Purpose: The purpose of this paper is to examine the effectiveness of an improved dummy variables control grey model (DVCGM) considering the hysteresis effect of government policies in China's energy intensity (EI) forecasting. Design/methodology/approach: Energy consumption is considered as an important driver of economic development. China has introduced policies those aim at the optimization of energy structure and EI. In this study, EI is forecasted by an improved DVCGM, considering the hysteresis effect of energy-saving policies of the government. A nonlinear optimization method based on particle swarm optimization (PSO) algorithm is constructed to calculate the hysteresis parameter. A one-step rolling mechanism is applied to provide input data of the prediction model. Grey model (GM) (1, N), DVCGM (1, N) and ARIMA model are applied to test the accuracy of the improved DVCGM (1, N) model prediction.
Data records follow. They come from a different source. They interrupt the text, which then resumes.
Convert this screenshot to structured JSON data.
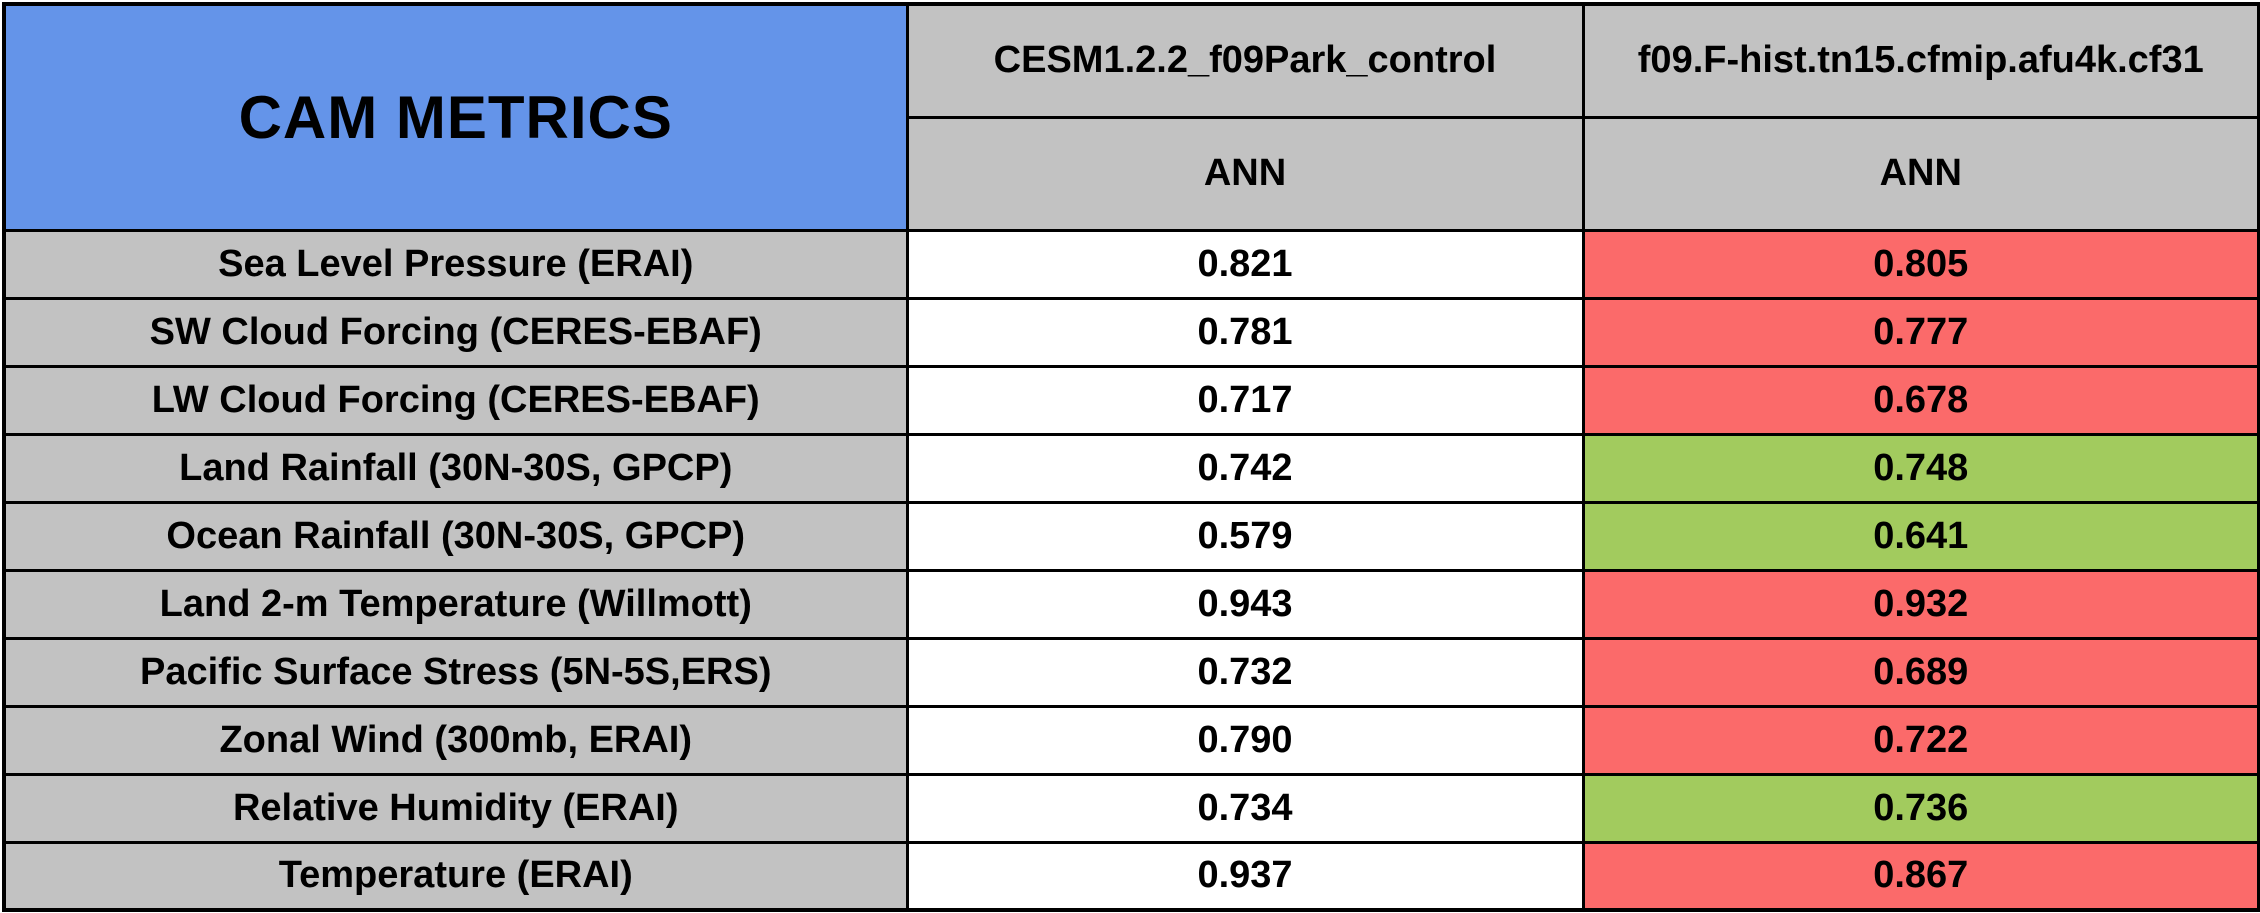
{
  "chart_data": {
    "type": "table",
    "title": "CAM METRICS",
    "series": [
      {
        "name": "CESM1.2.2_f09Park_control",
        "season": "ANN"
      },
      {
        "name": "f09.F-hist.tn15.cfmip.afu4k.cf31",
        "season": "ANN"
      }
    ],
    "rows": [
      {
        "label": "Sea Level Pressure (ERAI)",
        "values": [
          "0.821",
          "0.805"
        ],
        "test_status": "worse"
      },
      {
        "label": "SW Cloud Forcing (CERES-EBAF)",
        "values": [
          "0.781",
          "0.777"
        ],
        "test_status": "worse"
      },
      {
        "label": "LW Cloud Forcing (CERES-EBAF)",
        "values": [
          "0.717",
          "0.678"
        ],
        "test_status": "worse"
      },
      {
        "label": "Land Rainfall (30N-30S, GPCP)",
        "values": [
          "0.742",
          "0.748"
        ],
        "test_status": "better"
      },
      {
        "label": "Ocean Rainfall (30N-30S, GPCP)",
        "values": [
          "0.579",
          "0.641"
        ],
        "test_status": "better"
      },
      {
        "label": "Land 2-m Temperature (Willmott)",
        "values": [
          "0.943",
          "0.932"
        ],
        "test_status": "worse"
      },
      {
        "label": "Pacific Surface Stress (5N-5S,ERS)",
        "values": [
          "0.732",
          "0.689"
        ],
        "test_status": "worse"
      },
      {
        "label": "Zonal Wind (300mb, ERAI)",
        "values": [
          "0.790",
          "0.722"
        ],
        "test_status": "worse"
      },
      {
        "label": "Relative Humidity (ERAI)",
        "values": [
          "0.734",
          "0.736"
        ],
        "test_status": "better"
      },
      {
        "label": "Temperature (ERAI)",
        "values": [
          "0.937",
          "0.867"
        ],
        "test_status": "worse"
      }
    ]
  },
  "colors": {
    "title-bg": "#6494E9",
    "header-bg": "#C2C2C2",
    "value-bg": "#FFFFFF",
    "worse-bg": "#FB6A6A",
    "better-bg": "#A2CB5E",
    "border": "#000000",
    "text": "#000000"
  }
}
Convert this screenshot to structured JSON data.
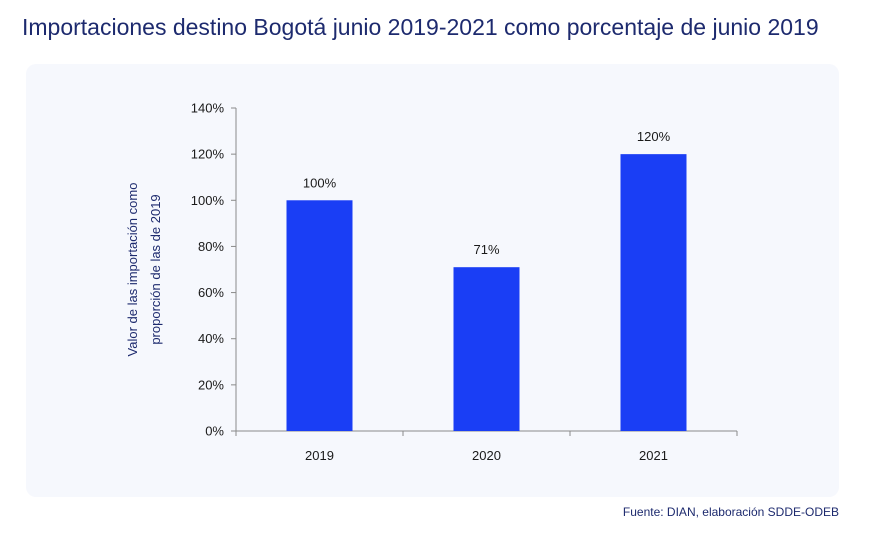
{
  "title": "Importaciones destino Bogotá junio 2019-2021 como porcentaje de junio 2019",
  "source": "Fuente: DIAN, elaboración SDDE-ODEB",
  "colors": {
    "bar": "#1a3ef5",
    "axis": "#8a8a8a",
    "title": "#1d2a6e"
  },
  "chart_data": {
    "type": "bar",
    "categories": [
      "2019",
      "2020",
      "2021"
    ],
    "values": [
      100,
      71,
      120
    ],
    "data_labels": [
      "100%",
      "71%",
      "120%"
    ],
    "ylabel_lines": [
      "Valor de las importación como",
      "proporción de las de 2019"
    ],
    "ylim": [
      0,
      140
    ],
    "yticks": [
      0,
      20,
      40,
      60,
      80,
      100,
      120,
      140
    ],
    "ytick_labels": [
      "0%",
      "20%",
      "40%",
      "60%",
      "80%",
      "100%",
      "120%",
      "140%"
    ],
    "grid": false,
    "legend": "none"
  }
}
Findings: The results show that the improved DVCGM provides reliable results and works well in simulation and predictions using multivariable data in small sample size and time-lag virtual variable. Accordingly, the improved DVCGM notes the hysteresis effect of government policies and significantly improves the prediction accuracy of China's EI than the other three models. Originality/value: This study estimates the EI considering the hysteresis effect of energy-saving policies in China by using an improved DVCGM. The main contribution of this paper is to propose a model to estimate EI, considering the hysteresis effect of energy-saving policies and improve forecasting accuracy.